The Facebook user in question had shared on his page an article from the Austrian online news magazine oe24.at entitled ‘Greens: Minimum income for refugees should stay’. That had the effect of generating on that page a ‘thumbnail’ of the original site, containing the title and a brief summary of the article, and a photograph of the politician.
A comment accompanying the article, which labelled her as a “lousy traitor,” “corrupt oaf” and member of a “fascist party,” was found by an Austrian court to be insulting and harmful to Glawischnig-Piesczek’s reputation.
Although the social media platform geo-blocked access to the post for users based in Austria, it remained accessible to Facebook in the rest of the world. In her lawsuit, Glawischnig-Piesczek demanded that Facebook not only take down the specific post she had identified but also look for and delete “identical” and “equivalent” posts everywhere.
In principle, the EU’s E-Commerce Directive prohibits member states from imposing general monitoring obligations on online service providers. However, according to the ECJ, removal of content that is “equivalent” (but not identical) to the original post if the differences in the wording of that content, compared with the wording characterising the information that had been declared illegal by a court, “are not such as to require the host provider to carry out an independent assessment of that content.”
In other words, where automated search tools and technologies to identify content similar to that deemed illegal are at their disposal, social media and other online providers must take down such information, nonetheless.

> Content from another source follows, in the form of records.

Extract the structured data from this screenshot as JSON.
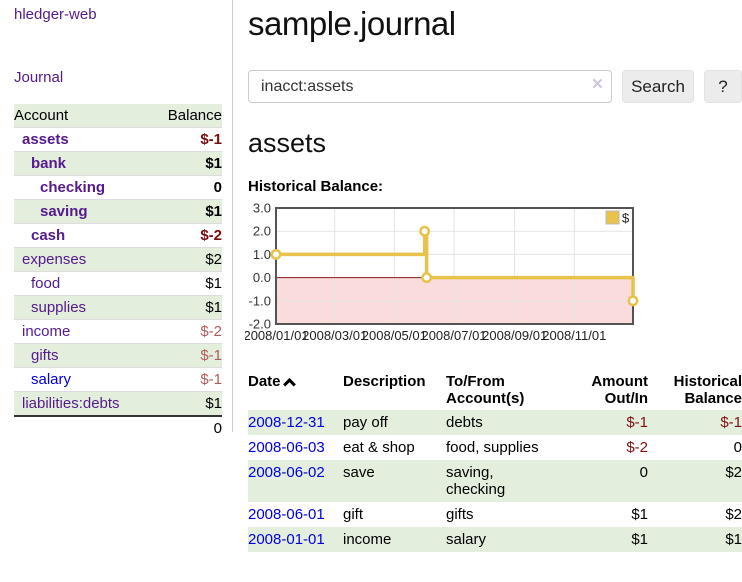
{
  "sidebar": {
    "brand": "hledger-web",
    "nav": {
      "journal": "Journal"
    },
    "table_headers": {
      "account": "Account",
      "balance": "Balance"
    },
    "accounts": [
      {
        "name": "assets",
        "balance": "$-1"
      },
      {
        "name": "bank",
        "balance": "$1"
      },
      {
        "name": "checking",
        "balance": "0"
      },
      {
        "name": "saving",
        "balance": "$1"
      },
      {
        "name": "cash",
        "balance": "$-2"
      },
      {
        "name": "expenses",
        "balance": "$2"
      },
      {
        "name": "food",
        "balance": "$1"
      },
      {
        "name": "supplies",
        "balance": "$1"
      },
      {
        "name": "income",
        "balance": "$-2"
      },
      {
        "name": "gifts",
        "balance": "$-1"
      },
      {
        "name": "salary",
        "balance": "$-1"
      },
      {
        "name": "liabilities:debts",
        "balance": "$1"
      }
    ],
    "total": "0"
  },
  "header": {
    "title": "sample.journal"
  },
  "search": {
    "value": "inacct:assets",
    "clear_label": "×",
    "button": "Search",
    "help_button": "?"
  },
  "account_page": {
    "title": "assets",
    "chart_label": "Historical Balance:"
  },
  "chart_data": {
    "type": "line",
    "title": "Historical Balance:",
    "step": true,
    "x_min": "2008-01-01",
    "x_max": "2008-12-31",
    "ylim": [
      -2,
      3
    ],
    "y_ticks": [
      "3.0",
      "2.0",
      "1.0",
      "0.0",
      "-1.0",
      "-2.0"
    ],
    "x_ticks": [
      {
        "date": "2008-01-01",
        "label": "2008/01/01"
      },
      {
        "date": "2008-03-01",
        "label": "2008/03/01"
      },
      {
        "date": "2008-05-01",
        "label": "2008/05/01"
      },
      {
        "date": "2008-07-01",
        "label": "2008/07/01"
      },
      {
        "date": "2008-09-01",
        "label": "2008/09/01"
      },
      {
        "date": "2008-11-01",
        "label": "2008/11/01"
      }
    ],
    "series": [
      {
        "name": "$",
        "color": "#e8c24a",
        "points": [
          {
            "x": "2008-01-01",
            "y": 1
          },
          {
            "x": "2008-06-01",
            "y": 2
          },
          {
            "x": "2008-06-03",
            "y": 0
          },
          {
            "x": "2008-12-31",
            "y": -1
          }
        ]
      }
    ],
    "legend": {
      "label": "$",
      "position": "top-right"
    },
    "grid": true,
    "negative_region_color": "#fbdcdc",
    "zero_line_color": "#8b1c1c",
    "border_color": "#545454"
  },
  "register": {
    "headers": {
      "date": "Date",
      "description": "Description",
      "tofrom": "To/From Account(s)",
      "amount": "Amount Out/In",
      "historical": "Historical Balance"
    },
    "rows": [
      {
        "date": "2008-12-31",
        "description": "pay off",
        "accounts": "debts",
        "amount": "$-1",
        "historical": "$-1"
      },
      {
        "date": "2008-06-03",
        "description": "eat & shop",
        "accounts": "food, supplies",
        "amount": "$-2",
        "historical": "0"
      },
      {
        "date": "2008-06-02",
        "description": "save",
        "accounts": "saving, checking",
        "amount": "0",
        "historical": "$2"
      },
      {
        "date": "2008-06-01",
        "description": "gift",
        "accounts": "gifts",
        "amount": "$1",
        "historical": "$2"
      },
      {
        "date": "2008-01-01",
        "description": "income",
        "accounts": "salary",
        "amount": "$1",
        "historical": "$1"
      }
    ]
  }
}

The justices in Luxembourg also ruled that providers can be forced by national courts to remove, or block access to, objectionable posts from their platforms worldwide, “within the framework of the relevant international law”, and not merely restrict their measures to the country in question.
Ted Shapiro, a solicitor at the UK law firm Wiggin, was quoted by the Guardian newspaper as saying: “This provides more clarity for platforms as to what they must do to comply with their obligations under the law.
“The court recognised that simply requiring a platform to take down a specific piece of defamatory content and content identical to that would be too easy to circumvent. […] This, the court said, does not constitute an excessive burden on the platform, particularly where it has recourse to automated search tools and technologies.”
However, campaigners for free speech lambasted the ruling.
The court was “presuming a level of technological sophistication and degree of specificity that simply do not, and likely never will, exist,” American law professor Jennifer Raskal wrote, adding: “If platforms do exactly what the court suggests — take down any post with a combination of particular words of concern — it would almost certainly sweep in large quantities of totally harmless and legitimate speech. We are talking about global censorship on a potentially broad scale, and a severe ossification of public debate and discourse as a result.”
Thomas Hughes, director of Article 19, an NGO that promotes free speech, said: “This judgment has major implications for online freedom of expression around the world.” It “also means that a court in one EU member state will be able to order the removal of social media posts in other countries, even if they are not considered unlawful there. This would set a dangerous precedent where the courts of one country can control what internet users in another country can see. This could be open to abuse, particularly by regimes with weak human rights records.”